Heading towards 1MM Covid-19 cases and 40,000 deaths globally by the end of March

Unfortunately the Covid-19 situation outside of China is dire, with countries being too slow to introduce detection, then containment, and now social distancing/self-isolation. During January and February the world first learned about the novel coronavirus in Wuhan, and then watched on in amazement at the draconian measures being taken to contain the spread within China. All while taking minimal actions to prepare for a possible pandemic.

The fact that China apparently managed to bring its outbreak under control (and the few cases detected outside of China during February) seems to have actually hindered global preparations - governments around the world were focussed mainly on reassurance and preventing economic dislocations by maintaining 'business as usual' approaches for far too long.

Now, the global rate of increase in Covid-19 cases and deaths has grown sufficient to outweigh the positive results achieved in China and South Korea, as can be seen below.

Global Covid-19 cases outside of China continued to rise exponentially:


While control achieved within China gave a false sense of security to the WHO and other countries:
But cases outside of China have now increased sufficiently to dominate the overall trend in global cases and deaths:

And with no indication that the spread of Covid-19 is yet being adequately controlled outside of China and South Korea, it looks as if the world may hit 1 million cases and close to 40,000 deaths from Covid-19 by the end of this month...

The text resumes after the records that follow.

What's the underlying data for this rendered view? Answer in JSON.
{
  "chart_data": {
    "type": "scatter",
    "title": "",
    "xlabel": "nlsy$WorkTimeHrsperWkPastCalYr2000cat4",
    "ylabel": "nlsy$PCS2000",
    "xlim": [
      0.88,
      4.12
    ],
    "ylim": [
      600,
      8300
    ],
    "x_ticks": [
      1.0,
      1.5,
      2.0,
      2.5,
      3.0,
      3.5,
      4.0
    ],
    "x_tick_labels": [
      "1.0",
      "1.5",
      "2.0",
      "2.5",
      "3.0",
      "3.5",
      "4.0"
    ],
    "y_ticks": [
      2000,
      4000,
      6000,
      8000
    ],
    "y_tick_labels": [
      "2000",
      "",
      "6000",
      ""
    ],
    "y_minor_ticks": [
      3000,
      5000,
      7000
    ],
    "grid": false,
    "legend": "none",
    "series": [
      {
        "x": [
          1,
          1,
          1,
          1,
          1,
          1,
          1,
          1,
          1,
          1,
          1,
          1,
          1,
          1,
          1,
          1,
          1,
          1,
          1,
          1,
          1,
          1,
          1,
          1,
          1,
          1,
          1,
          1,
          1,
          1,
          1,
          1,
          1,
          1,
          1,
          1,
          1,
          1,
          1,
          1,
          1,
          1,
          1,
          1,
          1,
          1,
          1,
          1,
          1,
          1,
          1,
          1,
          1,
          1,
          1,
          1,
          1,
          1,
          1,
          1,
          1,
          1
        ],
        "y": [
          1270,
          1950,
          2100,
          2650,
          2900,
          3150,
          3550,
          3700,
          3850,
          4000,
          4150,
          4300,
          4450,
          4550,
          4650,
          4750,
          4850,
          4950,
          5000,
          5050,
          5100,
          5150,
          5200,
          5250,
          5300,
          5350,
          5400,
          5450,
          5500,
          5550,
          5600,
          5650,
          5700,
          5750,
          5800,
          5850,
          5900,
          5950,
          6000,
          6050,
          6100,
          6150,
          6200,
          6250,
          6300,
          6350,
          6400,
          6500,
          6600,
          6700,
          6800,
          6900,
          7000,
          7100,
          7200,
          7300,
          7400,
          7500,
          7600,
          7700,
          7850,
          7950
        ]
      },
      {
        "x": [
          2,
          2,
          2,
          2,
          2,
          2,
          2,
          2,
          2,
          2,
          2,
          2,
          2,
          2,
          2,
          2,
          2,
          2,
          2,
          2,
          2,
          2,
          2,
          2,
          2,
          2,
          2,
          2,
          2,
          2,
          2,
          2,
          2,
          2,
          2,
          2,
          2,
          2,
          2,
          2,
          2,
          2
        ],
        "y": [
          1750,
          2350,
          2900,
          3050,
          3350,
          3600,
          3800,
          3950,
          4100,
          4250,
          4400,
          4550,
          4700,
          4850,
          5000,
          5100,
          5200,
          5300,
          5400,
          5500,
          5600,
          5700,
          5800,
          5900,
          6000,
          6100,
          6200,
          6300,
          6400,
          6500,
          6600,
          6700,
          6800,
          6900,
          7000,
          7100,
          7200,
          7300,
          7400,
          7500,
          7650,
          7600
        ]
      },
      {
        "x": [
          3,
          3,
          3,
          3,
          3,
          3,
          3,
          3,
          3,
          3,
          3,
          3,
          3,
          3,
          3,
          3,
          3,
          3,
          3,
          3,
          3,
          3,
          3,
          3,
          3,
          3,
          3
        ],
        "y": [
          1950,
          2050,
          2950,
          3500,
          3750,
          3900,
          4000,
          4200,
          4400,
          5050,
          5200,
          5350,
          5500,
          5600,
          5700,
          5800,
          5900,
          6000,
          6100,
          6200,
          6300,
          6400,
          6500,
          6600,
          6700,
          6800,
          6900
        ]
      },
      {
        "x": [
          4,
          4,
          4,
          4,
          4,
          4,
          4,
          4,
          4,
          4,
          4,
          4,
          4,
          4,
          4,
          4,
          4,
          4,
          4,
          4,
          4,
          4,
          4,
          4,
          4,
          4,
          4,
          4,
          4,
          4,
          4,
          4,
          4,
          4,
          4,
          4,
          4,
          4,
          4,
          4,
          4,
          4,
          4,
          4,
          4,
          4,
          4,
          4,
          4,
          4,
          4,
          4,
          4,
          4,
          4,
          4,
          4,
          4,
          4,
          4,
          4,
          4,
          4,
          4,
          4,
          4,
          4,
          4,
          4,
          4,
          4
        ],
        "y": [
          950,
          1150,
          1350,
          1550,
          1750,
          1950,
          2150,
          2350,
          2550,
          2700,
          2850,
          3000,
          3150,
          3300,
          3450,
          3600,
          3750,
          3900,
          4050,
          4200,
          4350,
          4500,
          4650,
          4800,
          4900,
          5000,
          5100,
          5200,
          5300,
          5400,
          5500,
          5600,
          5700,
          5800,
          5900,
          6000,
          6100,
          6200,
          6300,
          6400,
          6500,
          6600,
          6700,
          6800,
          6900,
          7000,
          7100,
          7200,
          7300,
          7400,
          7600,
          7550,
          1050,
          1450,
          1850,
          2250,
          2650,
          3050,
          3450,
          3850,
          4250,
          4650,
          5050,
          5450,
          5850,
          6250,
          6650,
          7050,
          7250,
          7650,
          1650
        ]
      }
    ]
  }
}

Governments around the world are belatedly trying to boost their ICU capacity by ordering mechanical ventilators - which will rapidly exhaust stock is on hand around the world (the government equivalent to suddenly running down to the local supermarket and trying to buy a month's supply of toilet paper!).

Hopefully everyone takes 'social distancing' and 'self-isolation' seriously enough to slow the rate of increase ('flatten the curve') to an extent that health capacity isn't totally overwhelmed. Otherwise the death rate could climb due to lack of trained staff, facilities and specialist life support equipment even in developed countries. What the situation is going to be like in India and African and South American countries in 2 or 3 months doesn't bear thinking about.